Probing (topological) Floquet states through DC transport
Michel Fruchart, Pierre Delplace, Joseph Weston, Xavier Waintal and, David Carpentier

TL;DR
This paper investigates how differential conductance measurements in periodically driven systems connected to electrodes can reveal topological Floquet states and their quasi-energy gaps, providing a practical method to detect topological edge states.
Contribution
It establishes a theoretical and numerical framework linking differential conductance to the quasi-energy spectrum of Floquet systems, highlighting its use as a topological probe.
Findings
Differential conductance quantization indicates topological edge states.
Conductance spectra accurately reflect quasi-energy gaps.
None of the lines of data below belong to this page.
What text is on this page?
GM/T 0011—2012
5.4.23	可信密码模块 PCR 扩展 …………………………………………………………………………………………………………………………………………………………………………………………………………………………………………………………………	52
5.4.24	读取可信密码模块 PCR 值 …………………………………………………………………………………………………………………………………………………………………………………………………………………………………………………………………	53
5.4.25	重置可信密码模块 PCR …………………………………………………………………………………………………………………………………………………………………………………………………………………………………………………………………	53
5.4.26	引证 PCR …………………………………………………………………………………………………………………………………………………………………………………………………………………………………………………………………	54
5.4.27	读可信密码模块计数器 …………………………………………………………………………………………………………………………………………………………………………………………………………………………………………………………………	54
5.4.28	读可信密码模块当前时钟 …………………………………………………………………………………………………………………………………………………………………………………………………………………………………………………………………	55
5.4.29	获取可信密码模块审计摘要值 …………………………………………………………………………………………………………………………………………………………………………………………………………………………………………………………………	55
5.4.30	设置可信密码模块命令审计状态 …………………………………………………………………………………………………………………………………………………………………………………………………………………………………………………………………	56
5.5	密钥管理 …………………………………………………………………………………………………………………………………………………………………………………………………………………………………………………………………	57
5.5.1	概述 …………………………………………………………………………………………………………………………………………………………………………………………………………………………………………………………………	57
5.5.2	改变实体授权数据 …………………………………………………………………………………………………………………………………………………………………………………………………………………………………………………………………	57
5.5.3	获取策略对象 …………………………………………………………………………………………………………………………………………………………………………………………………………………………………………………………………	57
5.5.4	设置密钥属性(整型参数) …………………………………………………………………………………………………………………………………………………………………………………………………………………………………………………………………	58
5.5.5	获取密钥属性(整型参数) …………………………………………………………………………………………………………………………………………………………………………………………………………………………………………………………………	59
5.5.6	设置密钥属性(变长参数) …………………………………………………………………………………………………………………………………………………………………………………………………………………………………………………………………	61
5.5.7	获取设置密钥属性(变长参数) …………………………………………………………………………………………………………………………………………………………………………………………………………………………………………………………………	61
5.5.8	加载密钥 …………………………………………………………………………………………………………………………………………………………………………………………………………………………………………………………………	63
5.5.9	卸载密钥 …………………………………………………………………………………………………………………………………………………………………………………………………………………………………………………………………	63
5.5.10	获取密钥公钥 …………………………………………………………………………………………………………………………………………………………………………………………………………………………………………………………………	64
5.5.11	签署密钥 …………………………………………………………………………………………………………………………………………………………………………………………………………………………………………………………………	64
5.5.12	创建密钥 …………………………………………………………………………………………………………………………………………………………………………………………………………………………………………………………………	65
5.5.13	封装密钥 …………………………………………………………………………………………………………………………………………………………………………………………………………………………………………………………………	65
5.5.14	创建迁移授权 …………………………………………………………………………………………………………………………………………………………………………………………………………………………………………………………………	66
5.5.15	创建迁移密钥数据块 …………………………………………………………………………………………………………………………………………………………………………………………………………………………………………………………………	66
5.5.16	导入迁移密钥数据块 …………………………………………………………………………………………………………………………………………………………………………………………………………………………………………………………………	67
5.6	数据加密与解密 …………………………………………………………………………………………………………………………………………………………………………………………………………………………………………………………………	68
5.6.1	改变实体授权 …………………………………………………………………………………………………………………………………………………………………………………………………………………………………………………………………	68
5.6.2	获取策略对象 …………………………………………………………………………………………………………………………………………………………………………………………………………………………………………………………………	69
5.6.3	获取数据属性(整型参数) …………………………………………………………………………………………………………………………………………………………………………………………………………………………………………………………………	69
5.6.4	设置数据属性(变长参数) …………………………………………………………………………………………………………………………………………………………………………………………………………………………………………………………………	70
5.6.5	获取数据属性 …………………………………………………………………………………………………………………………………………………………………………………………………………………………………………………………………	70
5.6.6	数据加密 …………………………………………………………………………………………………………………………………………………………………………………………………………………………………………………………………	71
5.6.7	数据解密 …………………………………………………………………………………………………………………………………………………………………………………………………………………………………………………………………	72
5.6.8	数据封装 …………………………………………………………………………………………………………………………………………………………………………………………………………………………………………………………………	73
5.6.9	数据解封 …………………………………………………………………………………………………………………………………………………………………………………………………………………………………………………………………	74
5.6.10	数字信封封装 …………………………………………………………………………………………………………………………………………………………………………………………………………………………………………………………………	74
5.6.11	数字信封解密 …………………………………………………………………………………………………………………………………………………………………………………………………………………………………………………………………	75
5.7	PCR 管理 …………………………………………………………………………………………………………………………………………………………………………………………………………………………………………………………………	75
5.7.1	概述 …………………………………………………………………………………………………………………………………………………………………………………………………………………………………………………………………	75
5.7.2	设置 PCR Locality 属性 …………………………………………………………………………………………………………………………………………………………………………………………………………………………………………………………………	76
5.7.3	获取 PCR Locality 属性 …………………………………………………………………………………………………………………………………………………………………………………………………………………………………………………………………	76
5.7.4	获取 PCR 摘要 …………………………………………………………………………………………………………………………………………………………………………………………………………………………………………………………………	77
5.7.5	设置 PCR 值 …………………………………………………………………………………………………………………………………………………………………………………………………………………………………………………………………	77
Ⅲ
Analysis applies to both two and three terminal geometries.
Abstract
We consider the differential conductance of a periodically driven system connected to infinite electrodes. We focus on the situation where the dissipation occurs predominantly in these electrodes. Using analytical arguments and a detailed numerical study we relate the differential conductances of such a system in two and three terminal geometries to the spectrum of quasi-energies of the Floquet operator. Moreover these differential conductances are found to provide an accurate probe of the existence of gaps in this quasi-energy spectrum, being quantized when topological edge states occur within these gaps. Our analysis opens the perspective to describe the intermediate time dynamics of driven mesoscopic conductors as topological Floquet filters.